In the last few years, operational integration management (OIM for short) has gained considerably in importance for dismissals on the grounds of ill health. It has developed into a sort of unwritten condition for dismissal. If it is not properly provided and applied before the notice of termination is served then this would normally result in the notice of termination served by the employer being deemed to be void. The Federal Labour Court (Bundesarbeitsgericht, BAG) recently tightened up the requirements.

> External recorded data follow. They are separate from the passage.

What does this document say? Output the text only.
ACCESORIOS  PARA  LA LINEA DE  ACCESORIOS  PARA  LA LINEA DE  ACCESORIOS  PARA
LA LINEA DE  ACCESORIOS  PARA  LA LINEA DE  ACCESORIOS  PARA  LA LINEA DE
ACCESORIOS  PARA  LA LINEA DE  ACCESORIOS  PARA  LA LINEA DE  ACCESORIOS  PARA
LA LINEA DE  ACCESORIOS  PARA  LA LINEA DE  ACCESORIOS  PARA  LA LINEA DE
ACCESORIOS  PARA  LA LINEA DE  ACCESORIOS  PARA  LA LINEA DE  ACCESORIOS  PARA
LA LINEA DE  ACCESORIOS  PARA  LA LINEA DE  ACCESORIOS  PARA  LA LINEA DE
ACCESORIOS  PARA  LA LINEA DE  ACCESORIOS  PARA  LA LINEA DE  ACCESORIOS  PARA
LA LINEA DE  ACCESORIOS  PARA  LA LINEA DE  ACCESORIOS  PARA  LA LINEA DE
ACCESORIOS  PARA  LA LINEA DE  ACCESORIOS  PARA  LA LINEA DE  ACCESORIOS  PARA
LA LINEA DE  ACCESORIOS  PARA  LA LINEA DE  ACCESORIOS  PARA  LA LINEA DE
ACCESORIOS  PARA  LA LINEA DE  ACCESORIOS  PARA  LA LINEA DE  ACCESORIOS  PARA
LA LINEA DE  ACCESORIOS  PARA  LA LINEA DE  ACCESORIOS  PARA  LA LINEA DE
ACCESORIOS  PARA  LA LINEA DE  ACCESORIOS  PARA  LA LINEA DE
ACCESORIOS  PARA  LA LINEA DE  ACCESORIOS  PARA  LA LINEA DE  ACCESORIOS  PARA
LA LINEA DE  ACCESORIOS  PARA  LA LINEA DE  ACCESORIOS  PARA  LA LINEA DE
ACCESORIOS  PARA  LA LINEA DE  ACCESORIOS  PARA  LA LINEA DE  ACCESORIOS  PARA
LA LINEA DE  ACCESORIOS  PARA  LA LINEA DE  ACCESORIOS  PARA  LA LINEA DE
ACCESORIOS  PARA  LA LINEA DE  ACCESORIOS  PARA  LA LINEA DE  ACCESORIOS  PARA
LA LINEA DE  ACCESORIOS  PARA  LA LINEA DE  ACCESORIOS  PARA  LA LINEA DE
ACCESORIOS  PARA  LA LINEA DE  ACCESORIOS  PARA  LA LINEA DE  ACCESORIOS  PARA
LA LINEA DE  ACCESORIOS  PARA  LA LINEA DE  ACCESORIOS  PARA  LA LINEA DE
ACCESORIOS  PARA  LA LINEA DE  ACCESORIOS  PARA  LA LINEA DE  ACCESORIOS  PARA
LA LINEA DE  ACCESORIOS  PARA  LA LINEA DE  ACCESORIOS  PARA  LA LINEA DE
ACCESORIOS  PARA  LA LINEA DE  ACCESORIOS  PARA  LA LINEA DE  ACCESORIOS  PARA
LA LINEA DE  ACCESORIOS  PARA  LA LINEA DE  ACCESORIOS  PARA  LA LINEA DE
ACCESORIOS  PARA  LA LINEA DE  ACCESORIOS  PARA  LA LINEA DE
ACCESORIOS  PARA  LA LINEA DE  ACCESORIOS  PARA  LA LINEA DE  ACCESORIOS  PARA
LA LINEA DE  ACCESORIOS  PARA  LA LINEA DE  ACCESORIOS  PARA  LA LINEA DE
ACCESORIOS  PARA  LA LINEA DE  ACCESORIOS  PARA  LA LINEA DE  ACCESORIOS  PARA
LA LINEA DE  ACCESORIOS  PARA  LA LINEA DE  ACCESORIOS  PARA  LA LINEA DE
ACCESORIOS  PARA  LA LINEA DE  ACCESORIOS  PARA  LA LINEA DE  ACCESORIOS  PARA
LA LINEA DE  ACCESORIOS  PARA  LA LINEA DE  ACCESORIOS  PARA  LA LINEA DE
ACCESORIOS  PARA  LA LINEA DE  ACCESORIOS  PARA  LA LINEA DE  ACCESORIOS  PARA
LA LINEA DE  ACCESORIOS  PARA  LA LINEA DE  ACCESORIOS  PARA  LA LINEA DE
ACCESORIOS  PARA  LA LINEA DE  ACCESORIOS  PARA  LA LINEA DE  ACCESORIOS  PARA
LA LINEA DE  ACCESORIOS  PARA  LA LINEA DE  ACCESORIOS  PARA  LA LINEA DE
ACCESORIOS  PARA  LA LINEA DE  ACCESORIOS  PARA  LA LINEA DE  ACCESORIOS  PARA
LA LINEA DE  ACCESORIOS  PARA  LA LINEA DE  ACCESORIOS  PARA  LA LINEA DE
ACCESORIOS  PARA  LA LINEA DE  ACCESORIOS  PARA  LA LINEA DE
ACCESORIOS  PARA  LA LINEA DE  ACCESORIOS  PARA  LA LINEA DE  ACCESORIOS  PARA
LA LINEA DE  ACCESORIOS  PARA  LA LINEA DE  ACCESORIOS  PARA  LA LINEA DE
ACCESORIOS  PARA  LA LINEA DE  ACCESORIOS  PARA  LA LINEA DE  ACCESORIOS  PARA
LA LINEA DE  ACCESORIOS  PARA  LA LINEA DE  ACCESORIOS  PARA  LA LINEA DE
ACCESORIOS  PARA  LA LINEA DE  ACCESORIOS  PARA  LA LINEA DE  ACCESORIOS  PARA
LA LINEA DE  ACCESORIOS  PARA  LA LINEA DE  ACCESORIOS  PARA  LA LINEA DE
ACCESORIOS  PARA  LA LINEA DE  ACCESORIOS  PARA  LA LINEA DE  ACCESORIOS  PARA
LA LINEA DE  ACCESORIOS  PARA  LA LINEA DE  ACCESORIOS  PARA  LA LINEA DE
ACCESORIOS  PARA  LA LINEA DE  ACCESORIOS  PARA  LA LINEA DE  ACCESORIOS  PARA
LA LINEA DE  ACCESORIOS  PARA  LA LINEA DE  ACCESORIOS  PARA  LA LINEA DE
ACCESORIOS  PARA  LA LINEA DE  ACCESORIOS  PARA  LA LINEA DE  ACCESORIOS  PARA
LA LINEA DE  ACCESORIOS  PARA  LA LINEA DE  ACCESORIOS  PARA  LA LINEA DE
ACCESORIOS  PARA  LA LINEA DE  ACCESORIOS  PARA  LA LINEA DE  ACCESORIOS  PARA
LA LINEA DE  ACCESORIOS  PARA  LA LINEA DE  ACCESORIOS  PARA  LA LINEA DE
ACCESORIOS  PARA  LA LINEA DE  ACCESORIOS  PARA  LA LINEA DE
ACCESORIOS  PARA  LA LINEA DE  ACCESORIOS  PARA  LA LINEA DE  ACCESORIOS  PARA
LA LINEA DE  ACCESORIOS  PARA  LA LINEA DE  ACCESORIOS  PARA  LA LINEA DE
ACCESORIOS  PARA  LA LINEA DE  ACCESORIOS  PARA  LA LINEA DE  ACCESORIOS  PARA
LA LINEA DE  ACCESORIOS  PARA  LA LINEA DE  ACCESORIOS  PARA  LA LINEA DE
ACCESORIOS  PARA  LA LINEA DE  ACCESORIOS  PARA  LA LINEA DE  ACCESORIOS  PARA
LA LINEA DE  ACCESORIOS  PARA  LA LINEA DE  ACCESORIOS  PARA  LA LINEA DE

Issue - Dismissal of a pilot

The claimant and the defendant airline had a dispute over the termination of the employment relationship due to unfitness for flight duties. The latter was established by an expert consultant after frequent short spells of ill health in the spring of 2015. As the claimant was not fully fit for shift work the option of a ground job was also eliminated. The claimant had refused to undergo an OIM process. In an appraisal interview, in which no personnel representative participated, no continued employment opportunities to which both sides could agree were identified.

According to the applicable collective agreement, unfitness for flight duties constitutes a resolutive condition for the employment relationship and thus terminates it. The claimant took legal action against this termination and maintained that there were other continued employment opportunities.

Decision - No proper OIM

The BAG, in its ruling from 17.4.2019 (case reference: 7 AZR 292/17), decided that the resolutive condition would be present and the employment relationship would be terminated only if there were no other continued employment opportunities for the employee who was unfit for flight duties. This could have been established through a proper OIM process.

However, in the case in question, OIM was not properly provided. Moreover, the defendant was not able to provide evidence that the following points had been adequately clarified for the claimant, namely, the objectives of OIM, the nature and extent of the data that are collected and used, the claimant’s right to choose between carrying out the OIM process with and without the participation of employee representatives. Therefore, in the absence of a proper invitation, the appraisal interview could not have constituted a proper OIM process. Therefore, the defendant was faced with an increased burden of presentation and of proof. The airline should have presented and analysed every conceivable continued employment opportunity as well as all the potential opportunities that had been suggested by the employee. Next, the airline should have explained in detail the reasons why the respective continued employment in a different job, or in a potential “job opening” could not be considered. The airline had not done this, which is why it could be presumed that there were continued employment opportunities and that the employment relationship had not ended.

Please note: Employers would be well advised to comply with the requirements for operational integration management and to carry out a proper OIM process in the run-up to dismissal on the grounds of ill health.